Ahead of the milestone he’ll reach in August — which will mark 10 years since Tim Cook succeeded Steve Jobs as the CEO of Apple, mere weeks before Jobs passed away from pancreatic cancer — a transformation of sorts at the iPhone maker is still underway.
Corporations, of course, exist to pursue commercial imperatives, and the closer we get to Cook’s anniversary, his time at Apple will increasingly be viewed through that lens. On Cook’s watch, Apple became the first company in history to notch a $2 trillion valuation. It’s also teed up new products ranging from a 5G iPhone to Apple Watch, the AirPods Max, Apple is now making TV shows and original movies, it has a video game subscription service, and it’s working on exciting new products like an AR headset and maybe even a car down the line. At the same time, meanwhile, Cook is taking every opportunity he can to define Apple’s place in the world — to try and set it apart as something we often see tech giants aspire to be, a force for good. And maybe even a catalyst for change in the world, when the company is not, you know, busy selling iPhones.
For one example of what this looks like in practice, consider a Wall Street Journal op-ed that Cook penned this week, in which he writes that the coronavirus pandemic has “forced each of us to re-examine and to change how we live, work and relate to one another.” Writes Cook: “When the pandemic recedes, we can’t simply assume that healing follows. It falls on all of us — individuals and communities, companies and governments — to ensure that what’s ahead is not just the end of a disease but a durable and hopeful future for all who sacrificed and endured during this unprecedented time.”
Meantime, Cook on Thursday issued a statement on behalf of the Business Roundtable in support of creating a pathway to US citizenship for “Dreamers.” All of this also calls to mind Apple’s announcement from back in January, the day after Cook said in a TV interview that Apple was unveiling something the next day that would be bigger than any new product.
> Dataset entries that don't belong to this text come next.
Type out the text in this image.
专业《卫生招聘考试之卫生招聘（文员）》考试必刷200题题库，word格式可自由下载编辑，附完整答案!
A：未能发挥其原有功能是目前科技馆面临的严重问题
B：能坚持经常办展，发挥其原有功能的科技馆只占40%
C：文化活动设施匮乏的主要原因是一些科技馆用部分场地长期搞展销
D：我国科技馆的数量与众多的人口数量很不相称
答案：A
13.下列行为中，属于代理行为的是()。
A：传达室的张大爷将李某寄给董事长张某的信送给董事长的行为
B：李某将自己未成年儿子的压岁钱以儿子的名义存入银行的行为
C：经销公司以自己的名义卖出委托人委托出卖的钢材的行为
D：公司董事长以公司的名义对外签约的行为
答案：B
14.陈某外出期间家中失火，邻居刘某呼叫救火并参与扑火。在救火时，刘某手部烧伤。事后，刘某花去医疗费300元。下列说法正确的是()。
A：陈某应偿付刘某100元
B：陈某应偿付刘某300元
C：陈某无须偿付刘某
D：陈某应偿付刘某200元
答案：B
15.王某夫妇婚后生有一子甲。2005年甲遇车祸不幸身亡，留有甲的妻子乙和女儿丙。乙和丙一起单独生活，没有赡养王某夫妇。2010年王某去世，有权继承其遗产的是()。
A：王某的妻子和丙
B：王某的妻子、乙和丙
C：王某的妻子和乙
Turns out, it was three (related) things: New products under the banner of Apple’s Racial Equity and Justice Initiative, including the launch of an Apple Developer Academy to teach coding to students in Detroit; making new venture capital funding available for Black and Brown entrepreneurs; and a $25 million gift for the Propel Center, which Apple described as a first-of-its-kind global innovation and learning hub for Historically Black Colleges and Universities.
In a new People magazine interview to mark his 10-year anniversary with Apple, Cook said that “the challenge we all have is to be the best version of ourselves, and to keep pushing the boundaries of what the best version of yourself is. And so that’s what I’ve done.”
Along these same lines, Cook uses his Twitter feed to talk about causes and passions almost as much as he does about new Apple products:
Ten years after the devastating tragedies in Eastern Japan on 3/11, we honor the lives lost. We stand strong with our friends & colleagues in Japan and admire their resilience, courage & strength. 🇯🇵
— Tim Cook (@tim_cook) March 11, 2021
We all share a responsibility to fight the urgent and ongoing threat of climate change. At Apple, we are investing in solutions and new sources of clean energy, which we hope inspires others to help build a greener world with us. https://t.co/Jp327m1GVv
— Tim Cook (@tim_cook) March 17, 2021
The horrific violence against the Asian community, as evidenced by Tuesday’s murders in Georgia, calls us all to speak up and take action. We grieve for those lost and stand firmly with our Asian family. We’re supporting groups working against racism & xenophobia.
— Tim Cook (@tim_cook) March 18, 2021
The American Dream and Promise Act is a promise fulfilled for the over 450 Dreamers at Apple and those across this country. We urge Congress to pass legislation to provide certainty for Dreamers who rightly claim America as their home.
— Tim Cook (@tim_cook) March 18, 2021
Cook can be a little bit of a tough interview subject, because he’s one of those high-profile people who tends to repeat the same stories and anecdotes, rarely sharing things he might regard as too-personal. In the People interview, he offered a number of memories about his time with Apple, including the fact that he had to cross at picket line to get into the office for his first day at the company.
The protestors were railing against Jobs’ decision at the time to kill Apple’s early PDA, the Newton.
“I was reflecting on (the protest) on the way to elevator to get to my office,” Cook told the magazine. “I was thinking of how I’d been involved in thousands of product announcements and withdrawals and, I have to say, few people cared. And all of a sudden, I was working for this company where people felt so strongly about something that they were out protesting. I knew at that moment life was going to be different.”